The missing dog in the budget speech is any measure to tackle inflation. There are measures to stoke it further. The excise duty on petrol and diesel will benefit the central exchequer. Oil companies will raise consumer prices, affecting freight rates and prices of many essentials. When implemented, the Kirit Parikh Committee recommendations to free petro-product prices will further fuel inflation. These increases could have waited for the next (hopefully improved) crops. Admittedly, these subsidies must go. But did it have to be now, amidst rampant food price inflation extending to non-food prices? The budget’s tax sops to the middle classes could have waited for inflation to dampen—instead, they held up the excise duty hike.

The rest of the budget adheres to the FM’s objectives, namely to stimulate growth, make it inclusive by improving opportunities for education and better healthcare and improving delivery of services by government agencies. Inclusive growth is to be achieved with 37 per cent of total expenditures on social sector schemes. But each of them (NREGA, Bharat Nirman, SSA, NRHM) suffers from poor administration—unspent money, poor targeting, leakage of funds etc.
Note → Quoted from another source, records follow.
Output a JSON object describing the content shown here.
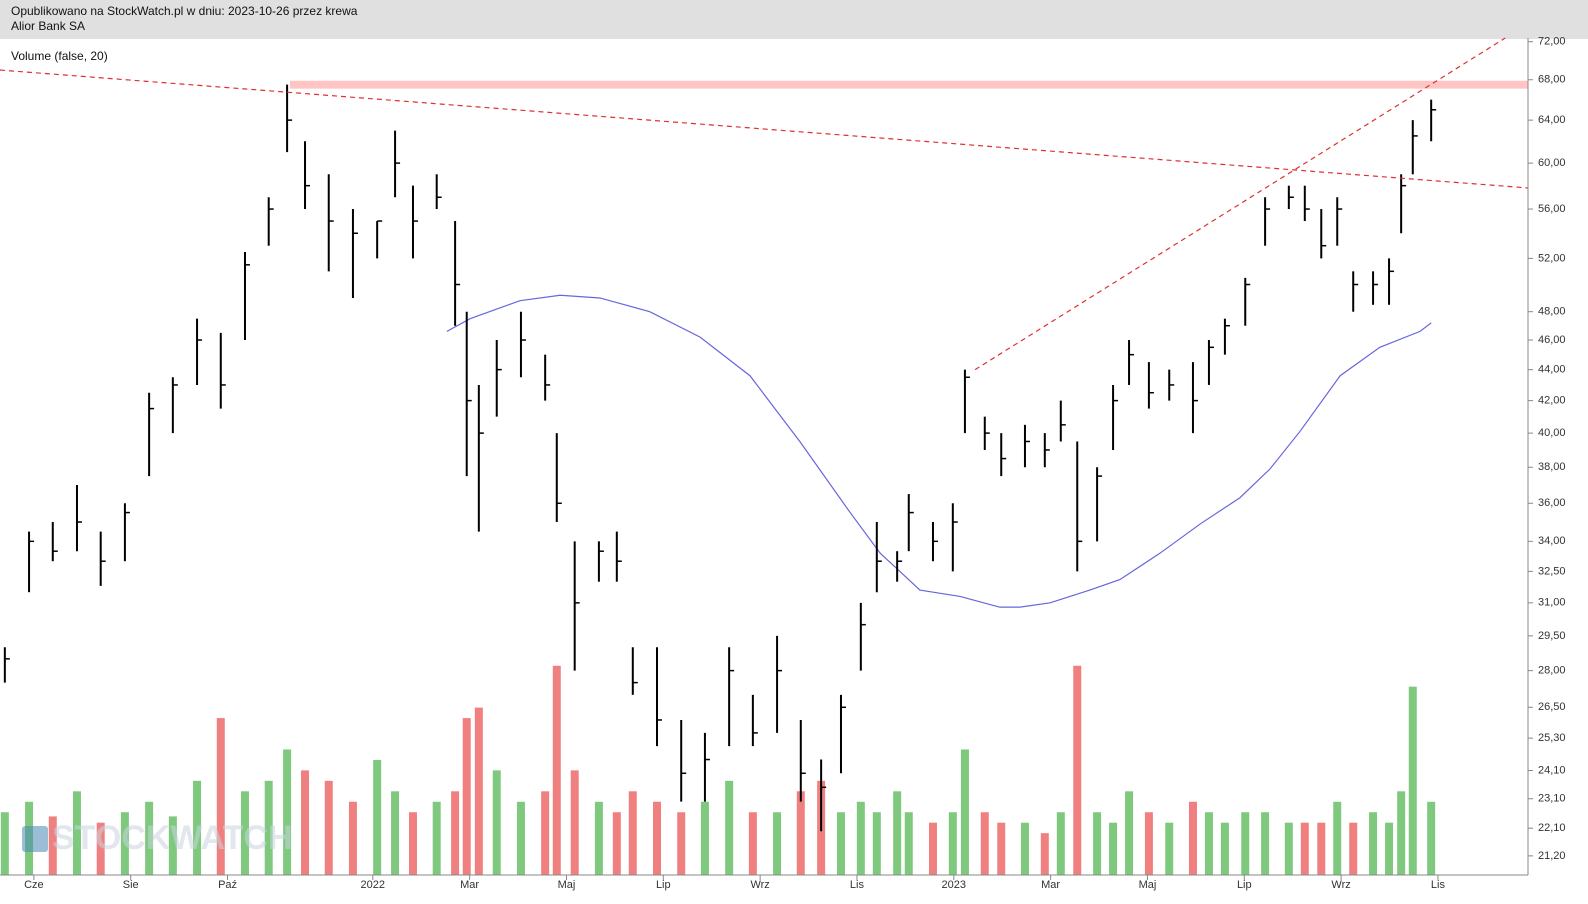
{
  "header": {
    "published": "Opublikowano na StockWatch.pl w dniu: 2023-10-26 przez krewa",
    "company": "Alior Bank SA"
  },
  "chart_data": {
    "type": "ohlc",
    "indicator_label": "Volume (false, 20)",
    "watermark": "STOCKWATCH",
    "log_y": true,
    "bar_color": "#000000",
    "xlim": [
      -0.7,
      30.86
    ],
    "xticks": [
      {
        "value": 0,
        "label": "Cze"
      },
      {
        "value": 2,
        "label": "Sie"
      },
      {
        "value": 4,
        "label": "Paź"
      },
      {
        "value": 7,
        "label": "2022"
      },
      {
        "value": 9,
        "label": "Mar"
      },
      {
        "value": 11,
        "label": "Maj"
      },
      {
        "value": 13,
        "label": "Lip"
      },
      {
        "value": 15,
        "label": "Wrz"
      },
      {
        "value": 17,
        "label": "Lis"
      },
      {
        "value": 19,
        "label": "2023"
      },
      {
        "value": 21,
        "label": "Mar"
      },
      {
        "value": 23,
        "label": "Maj"
      },
      {
        "value": 25,
        "label": "Lip"
      },
      {
        "value": 27,
        "label": "Wrz"
      },
      {
        "value": 29,
        "label": "Lis"
      }
    ],
    "ylim": [
      20.6,
      72.4
    ],
    "yticks": [
      {
        "value": 72,
        "label": "72,00"
      },
      {
        "value": 68,
        "label": "68,00"
      },
      {
        "value": 64,
        "label": "64,00"
      },
      {
        "value": 60,
        "label": "60,00"
      },
      {
        "value": 56,
        "label": "56,00"
      },
      {
        "value": 52,
        "label": "52,00"
      },
      {
        "value": 48,
        "label": "48,00"
      },
      {
        "value": 46,
        "label": "46,00"
      },
      {
        "value": 44,
        "label": "44,00"
      },
      {
        "value": 42,
        "label": "42,00"
      },
      {
        "value": 40,
        "label": "40,00"
      },
      {
        "value": 38,
        "label": "38,00"
      },
      {
        "value": 36,
        "label": "36,00"
      },
      {
        "value": 34,
        "label": "34,00"
      },
      {
        "value": 32.5,
        "label": "32,50"
      },
      {
        "value": 31,
        "label": "31,00"
      },
      {
        "value": 29.5,
        "label": "29,50"
      },
      {
        "value": 28,
        "label": "28,00"
      },
      {
        "value": 26.5,
        "label": "26,50"
      },
      {
        "value": 25.3,
        "label": "25,30"
      },
      {
        "value": 24.1,
        "label": "24,10"
      },
      {
        "value": 23.1,
        "label": "23,10"
      },
      {
        "value": 22.1,
        "label": "22,10"
      },
      {
        "value": 21.2,
        "label": "21,20"
      }
    ],
    "y2lim": [
      0,
      400
    ],
    "x": [
      -0.6,
      -0.1,
      0.39,
      0.89,
      1.38,
      1.88,
      2.38,
      2.87,
      3.37,
      3.86,
      4.36,
      4.85,
      5.23,
      5.6,
      6.09,
      6.59,
      7.09,
      7.46,
      7.83,
      8.32,
      8.7,
      8.94,
      9.19,
      9.56,
      10.06,
      10.56,
      10.8,
      11.17,
      11.67,
      12.04,
      12.37,
      12.87,
      13.37,
      13.86,
      14.36,
      14.85,
      15.35,
      15.84,
      16.26,
      16.67,
      17.08,
      17.41,
      17.83,
      18.07,
      18.57,
      18.98,
      19.23,
      19.64,
      19.98,
      20.47,
      20.88,
      21.21,
      21.55,
      21.96,
      22.29,
      22.62,
      23.03,
      23.45,
      23.94,
      24.27,
      24.6,
      25.02,
      25.43,
      25.92,
      26.25,
      26.59,
      26.92,
      27.25,
      27.66,
      27.99,
      28.24,
      28.48,
      28.86
    ],
    "high": [
      29,
      34.5,
      35,
      37,
      34.5,
      36,
      42.5,
      43.5,
      47.5,
      46.5,
      52.5,
      57,
      67.5,
      62,
      59,
      56,
      55,
      63,
      58,
      59,
      55,
      48,
      43,
      46,
      48,
      45,
      40,
      34,
      34,
      34.5,
      29,
      29,
      26,
      25.5,
      29,
      27,
      29.5,
      26,
      24.5,
      27,
      31,
      35,
      33.5,
      36.5,
      35,
      36,
      44,
      41,
      40,
      40.5,
      40,
      42,
      39.5,
      38,
      43,
      46,
      44.5,
      44,
      44.5,
      46,
      47.5,
      50.5,
      57,
      58,
      58,
      56,
      57,
      51,
      51,
      52,
      59,
      64,
      66
    ],
    "low": [
      27.5,
      31.5,
      33,
      33.5,
      31.8,
      33,
      37.5,
      40,
      43,
      41.5,
      46,
      53,
      61,
      56,
      51,
      49,
      52,
      57,
      52,
      56,
      47,
      37.5,
      34.5,
      41,
      43.5,
      42,
      35,
      28,
      32,
      32,
      27,
      25,
      23,
      23,
      25,
      25,
      25.5,
      23,
      22,
      24,
      28,
      31.5,
      32,
      33.5,
      33,
      32.5,
      40,
      39,
      37.5,
      38,
      38,
      39.5,
      32.5,
      34,
      39,
      43,
      41.5,
      42,
      40,
      43,
      45,
      47,
      53,
      56,
      55,
      52,
      53,
      48,
      48.5,
      48.5,
      54,
      59,
      62
    ],
    "close": [
      28.5,
      34,
      33.5,
      35,
      33,
      35.5,
      41.5,
      43,
      46,
      43,
      51.5,
      56,
      64,
      58,
      55,
      54,
      55,
      60,
      55,
      57,
      50,
      42,
      40,
      44,
      46,
      43,
      36,
      31,
      33.5,
      33,
      27.5,
      26,
      24,
      24.5,
      28,
      25.5,
      28,
      24,
      23.5,
      26.5,
      30,
      33,
      33,
      35.5,
      34,
      35,
      43.5,
      40,
      38.5,
      39.5,
      39,
      40.5,
      34,
      37.5,
      42,
      45,
      42.5,
      43,
      42,
      45.5,
      47,
      50,
      56,
      57,
      56,
      53,
      56,
      50,
      50,
      51,
      58,
      62.5,
      65
    ],
    "volume": {
      "axis": "y2",
      "up_color": "#7fc97f",
      "down_color": "#f08080",
      "values": [
        30,
        35,
        28,
        40,
        25,
        30,
        35,
        28,
        45,
        75,
        40,
        45,
        60,
        50,
        45,
        35,
        55,
        40,
        30,
        35,
        40,
        75,
        80,
        50,
        35,
        40,
        100,
        50,
        35,
        30,
        40,
        35,
        30,
        35,
        45,
        30,
        30,
        40,
        45,
        30,
        35,
        30,
        40,
        30,
        25,
        30,
        60,
        30,
        25,
        25,
        20,
        30,
        100,
        30,
        25,
        40,
        30,
        25,
        35,
        30,
        25,
        30,
        30,
        25,
        25,
        25,
        35,
        25,
        30,
        25,
        40,
        90,
        35
      ]
    },
    "moving_average": {
      "color": "#6666dd",
      "x": [
        8.53,
        9.01,
        10.04,
        10.87,
        11.69,
        12.72,
        13.76,
        14.79,
        15.82,
        16.86,
        17.48,
        18.3,
        19.13,
        19.95,
        20.37,
        20.99,
        21.81,
        22.43,
        23.26,
        24.09,
        24.91,
        25.53,
        26.15,
        26.98,
        27.8,
        28.63,
        28.86
      ],
      "values": [
        46.6,
        47.5,
        48.8,
        49.2,
        49.0,
        48.0,
        46.2,
        43.6,
        39.5,
        35.5,
        33.4,
        31.6,
        31.3,
        30.8,
        30.8,
        31.0,
        31.6,
        32.1,
        33.4,
        34.9,
        36.3,
        37.9,
        40.1,
        43.6,
        45.5,
        46.6,
        47.2
      ]
    },
    "trendlines": [
      {
        "color": "#e03030",
        "x": [
          -0.7,
          30.86
        ],
        "y": [
          69.0,
          57.8
        ]
      },
      {
        "color": "#e03030",
        "x": [
          19.44,
          30.39
        ],
        "y": [
          44.0,
          72.4
        ]
      }
    ],
    "zone": {
      "color": "#ffc4c4",
      "x0": 5.29,
      "ylim": [
        67.1,
        67.9
      ]
    }
  }
}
The FM says that improved delivery must await the introduction of UID numbers in 2011 and implementation of recommendations of the Administrative Reforms Commission. The Third Finance Commission recommends setting aside substantial funds directly for local authorities. If implemented, accountability and delivery of social services might improve. The Third Finance Commission has recommended the “systemic, structural and institutional” changes that the FM wants for improving the delivery system. The UID number could transform the delivery system, as would the introduction of IT into tax administration. The ARC recommendations, if implemented, could make our bureaucracy efficient and accountable. Does the government have the determination to proceed with them?

Arithmetic suggests the budget assumes nominal GDP growth of 14 per cent, real growth of 7.5 per cent, wholesale price inflation of 6.5 per cent, and a transparent drop over five years in fiscal deficit and public debt to GDP. Infrastructure is to get 46 per cent of total plan allocation; agriculture and rural development also have substantial allocations. Public investment will drive growth, as in 2009.
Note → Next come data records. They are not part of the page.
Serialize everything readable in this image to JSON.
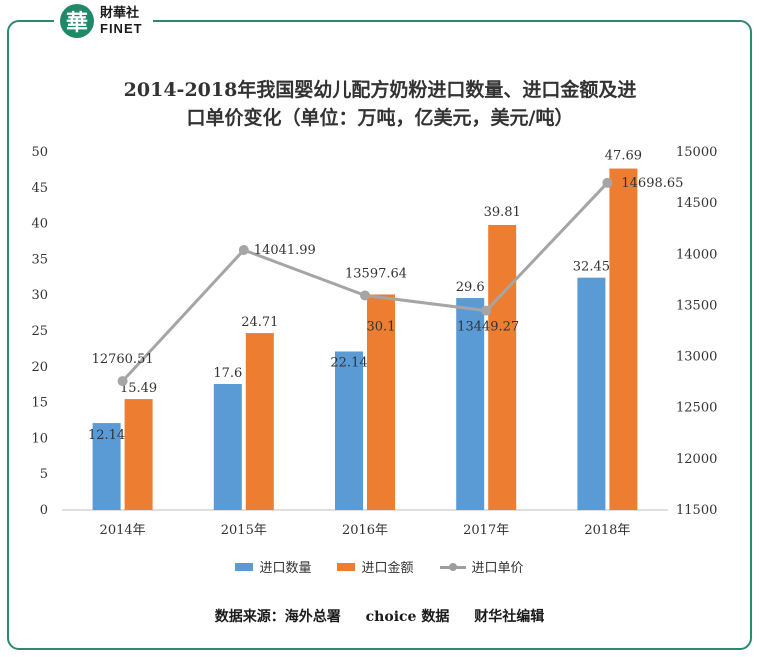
{
  "brand": {
    "badge_char": "華",
    "name_cn": "財華社",
    "name_en": "FINET"
  },
  "title_lines": [
    "2014-2018年我国婴幼儿配方奶粉进口数量、进口金额及进",
    "口单价变化（单位：万吨，亿美元，美元/吨）"
  ],
  "colors": {
    "quantity": "#5b9bd5",
    "amount": "#ed7d31",
    "price": "#a5a5a5",
    "frame": "#2a8a6e"
  },
  "chart_data": {
    "type": "bar",
    "categories": [
      "2014年",
      "2015年",
      "2016年",
      "2017年",
      "2018年"
    ],
    "series": [
      {
        "name": "进口数量",
        "type": "bar",
        "axis": "left",
        "values": [
          12.14,
          17.6,
          22.14,
          29.6,
          32.45
        ],
        "labels": [
          "12.14",
          "17.6",
          "22.14",
          "29.6",
          "32.45"
        ]
      },
      {
        "name": "进口金额",
        "type": "bar",
        "axis": "left",
        "values": [
          15.49,
          24.71,
          30.1,
          39.81,
          47.69
        ],
        "labels": [
          "15.49",
          "24.71",
          "30.1",
          "39.81",
          "47.69"
        ]
      },
      {
        "name": "进口单价",
        "type": "line",
        "axis": "right",
        "values": [
          12760.51,
          14041.99,
          13597.64,
          13449.27,
          14698.65
        ],
        "labels": [
          "12760.51",
          "14041.99",
          "13597.64",
          "13449.27",
          "14698.65"
        ]
      }
    ],
    "y_left": {
      "min": 0,
      "max": 50,
      "ticks": [
        "0",
        "5",
        "10",
        "15",
        "20",
        "25",
        "30",
        "35",
        "40",
        "45",
        "50"
      ]
    },
    "y_right": {
      "min": 11500,
      "max": 15000,
      "ticks": [
        "11500",
        "12000",
        "12500",
        "13000",
        "13500",
        "14000",
        "14500",
        "15000"
      ]
    },
    "grid": false,
    "legend_position": "bottom"
  },
  "source": {
    "label": "数据来源：海外总署",
    "parts": [
      "choice 数据",
      "财华社编辑"
    ]
  }
}
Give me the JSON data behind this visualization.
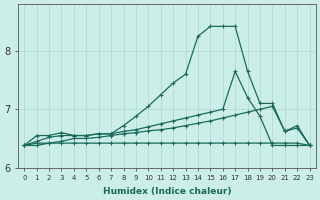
{
  "xlabel": "Humidex (Indice chaleur)",
  "bg_color": "#cceee8",
  "grid_color": "#b8ddd8",
  "line_color": "#1a6b5a",
  "xlim": [
    -0.5,
    23.5
  ],
  "ylim": [
    6.0,
    8.8
  ],
  "yticks": [
    6,
    7,
    8
  ],
  "xticks": [
    0,
    1,
    2,
    3,
    4,
    5,
    6,
    7,
    8,
    9,
    10,
    11,
    12,
    13,
    14,
    15,
    16,
    17,
    18,
    19,
    20,
    21,
    22,
    23
  ],
  "series": [
    {
      "x": [
        0,
        1,
        2,
        3,
        4,
        5,
        6,
        7,
        8,
        9,
        10,
        11,
        12,
        13,
        14,
        15,
        16,
        17,
        18,
        19,
        20,
        21,
        22,
        23
      ],
      "y": [
        6.38,
        6.55,
        6.55,
        6.6,
        6.55,
        6.55,
        6.58,
        6.58,
        6.72,
        6.88,
        7.05,
        7.25,
        7.45,
        7.6,
        8.25,
        8.42,
        8.42,
        8.42,
        7.65,
        7.1,
        7.1,
        6.62,
        6.72,
        6.38
      ]
    },
    {
      "x": [
        0,
        1,
        2,
        3,
        4,
        5,
        6,
        7,
        8,
        9,
        10,
        11,
        12,
        13,
        14,
        15,
        16,
        17,
        18,
        19,
        20,
        21,
        22,
        23
      ],
      "y": [
        6.38,
        6.45,
        6.52,
        6.55,
        6.55,
        6.55,
        6.58,
        6.58,
        6.62,
        6.65,
        6.7,
        6.75,
        6.8,
        6.85,
        6.9,
        6.95,
        7.0,
        7.65,
        7.2,
        6.88,
        6.38,
        6.38,
        6.38,
        6.38
      ]
    },
    {
      "x": [
        0,
        1,
        2,
        3,
        4,
        5,
        6,
        7,
        8,
        9,
        10,
        11,
        12,
        13,
        14,
        15,
        16,
        17,
        18,
        19,
        20,
        21,
        22,
        23
      ],
      "y": [
        6.38,
        6.38,
        6.42,
        6.45,
        6.5,
        6.5,
        6.52,
        6.55,
        6.58,
        6.6,
        6.63,
        6.65,
        6.68,
        6.72,
        6.76,
        6.8,
        6.85,
        6.9,
        6.95,
        7.0,
        7.05,
        6.62,
        6.68,
        6.38
      ]
    },
    {
      "x": [
        0,
        1,
        2,
        3,
        4,
        5,
        6,
        7,
        8,
        9,
        10,
        11,
        12,
        13,
        14,
        15,
        16,
        17,
        18,
        19,
        20,
        21,
        22,
        23
      ],
      "y": [
        6.38,
        6.42,
        6.42,
        6.42,
        6.42,
        6.42,
        6.42,
        6.42,
        6.42,
        6.42,
        6.42,
        6.42,
        6.42,
        6.42,
        6.42,
        6.42,
        6.42,
        6.42,
        6.42,
        6.42,
        6.42,
        6.42,
        6.42,
        6.38
      ]
    }
  ]
}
Reform now puts priority on private investment. But many factors—inflation and rise in interest rates; volatile FII inflows and zooming stock prices that add to rupee liquidity, further fuelling inflation—might prevent this. Euphoric businessmen may hold back investments when they realise that the deficit reduction is not because of conscious tax and expenditure reform, but massive disinvestments and the one-time revenue from 3G auctions. That makes it tougher to achieve reduced public debt by 2015 and deficit reductions to 3 per cent. Services might be hurt by terrorism and double-dip recession in the global economy might hit services exports.
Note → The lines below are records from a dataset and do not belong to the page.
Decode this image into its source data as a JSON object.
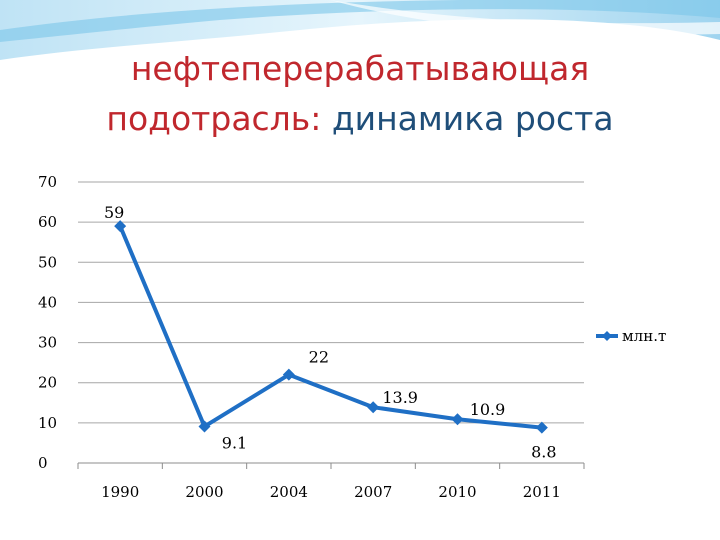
{
  "title": {
    "line1": "нефтеперерабатывающая",
    "line2_part1": "подотрасль: ",
    "line2_part2": "динамика роста"
  },
  "colors": {
    "series": "#1f6fc5",
    "title_red": "#c0272d",
    "title_blue": "#1f4e79",
    "gridline": "#a6a6a6"
  },
  "chart_data": {
    "type": "line",
    "categories": [
      "1990",
      "2000",
      "2004",
      "2007",
      "2010",
      "2011"
    ],
    "series": [
      {
        "name": "млн.т",
        "values": [
          59,
          9.1,
          22,
          13.9,
          10.9,
          8.8
        ]
      }
    ],
    "data_labels": [
      "59",
      "9.1",
      "22",
      "13.9",
      "10.9",
      "8.8"
    ],
    "ylim": [
      0,
      70
    ],
    "yticks": [
      0,
      10,
      20,
      30,
      40,
      50,
      60,
      70
    ],
    "grid": true,
    "legend_position": "right",
    "xlabel": "",
    "ylabel": ""
  }
}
Reform, after all, requires firm actions. This budget is more transparent in its numbers, politically fudges some weaknesses, reduces deficit with one-time revenues and does not tackle fundamental weaknesses that cause inflation. Venal or inept coalition partners controlling key ministries like agriculture, civil supplies, telecommunications and railways hold reforms back. Budgets must demonstrate means and determination to convert intent into strict practice. Without them we are condemned to uneven growth, inflationary pressures and growing inequalities.